Warsaw on Friday commemorated the 80th anniversary of the start of Nazi Germany's liquidation of the city's Jewish ghetto, an operation that claimed the lives of 260,000 Jews.
A few hundred people took part in a march organized in place of the deportation of Jews from the ghetto to the Nazi extermination camp of Treblinka (center).
Participants of the march wore ribbons with symbolic names of the deportees.
Organized for 12 years, the march was dedicated this year to the theme of the victims of deportations and forced displacement, while millions of Ukrainians were forced to leave their homes because of the war launched by Russia in February.
The ghetto, “it was this division between those who were locked up there and who were (presented as) the bad guys and the good guys” who lived outside the enclosure, said Michael Schudrich, the chief rabbi of Poland, during a 'a ceremony.

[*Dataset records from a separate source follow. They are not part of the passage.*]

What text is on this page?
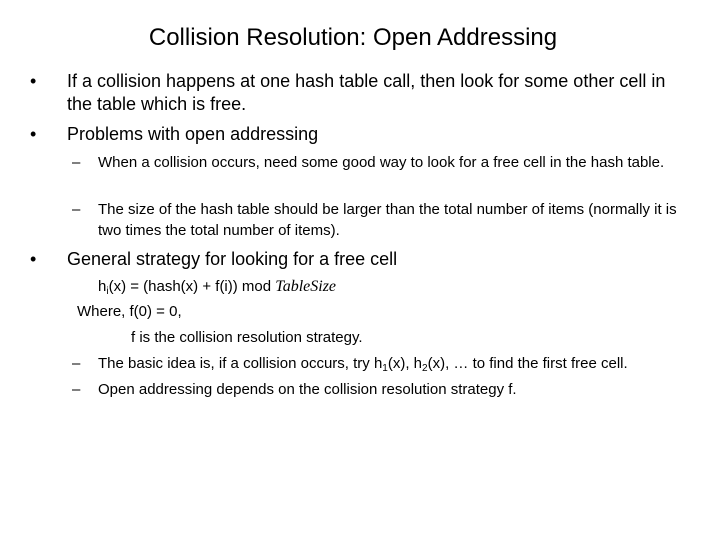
Collision Resolution: Open Addressing
•	If a collision happens at one hash table call, then look for some other cell in the table which is free.
•	Problems with open addressing
– When a collision occurs, need some good way to look for a free cell in the hash table.
– The size of the hash table should be larger than the total number of items (normally it is two times the total number of items).
•	General strategy for looking for a free cell
$h_i(x)$ = (hash(x) + f(i)) mod TableSize
Where, f(0) = 0,
f is the collision resolution strategy.
– The basic idea is, if a collision occurs, try $h_1(x)$, $h_2(x)$, … to find the first free cell.
– Open addressing depends on the collision resolution strategy f.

Today, Russian President Vladimir Putin "has once again tried to divide people", he said.
"Every time I hear about a division between good guys and bad guys, it's a red alert for me," Schudrich insisted.
A year after having invaded Poland on September 1, 1939, the German occupiers had created in October 1940 in the heart of Warsaw a special district to lock up nearly half a million Jews, the largest of all the ghettos during the second World War.
Hunger and disease decimated this population crammed into an area of barely 3 square kilometres.
On July 22, 1942, a decree announced the liquidation of the ghetto.
In three months, 260,000 people, or a quarter of the capital's population, were deported to the Treblinka camp and killed.
After three months of deportations, there remained in this ghetto only 35,000 registered Jews and 25,000 others who lived there in hiding.
The decree on the liquidation of the ghetto was issued within the framework of the "Reinhardt" operation for the extermination of the Jews, launched in 1941 by the Germans in the area of the General Government, the territory of occupied Poland, extending from Warsaw to north, Krakow to the south and Lublin to the east.
During this operation, two million Jews perished in the Nazi extermination camps of Treblinka, Sobibor and Belzec.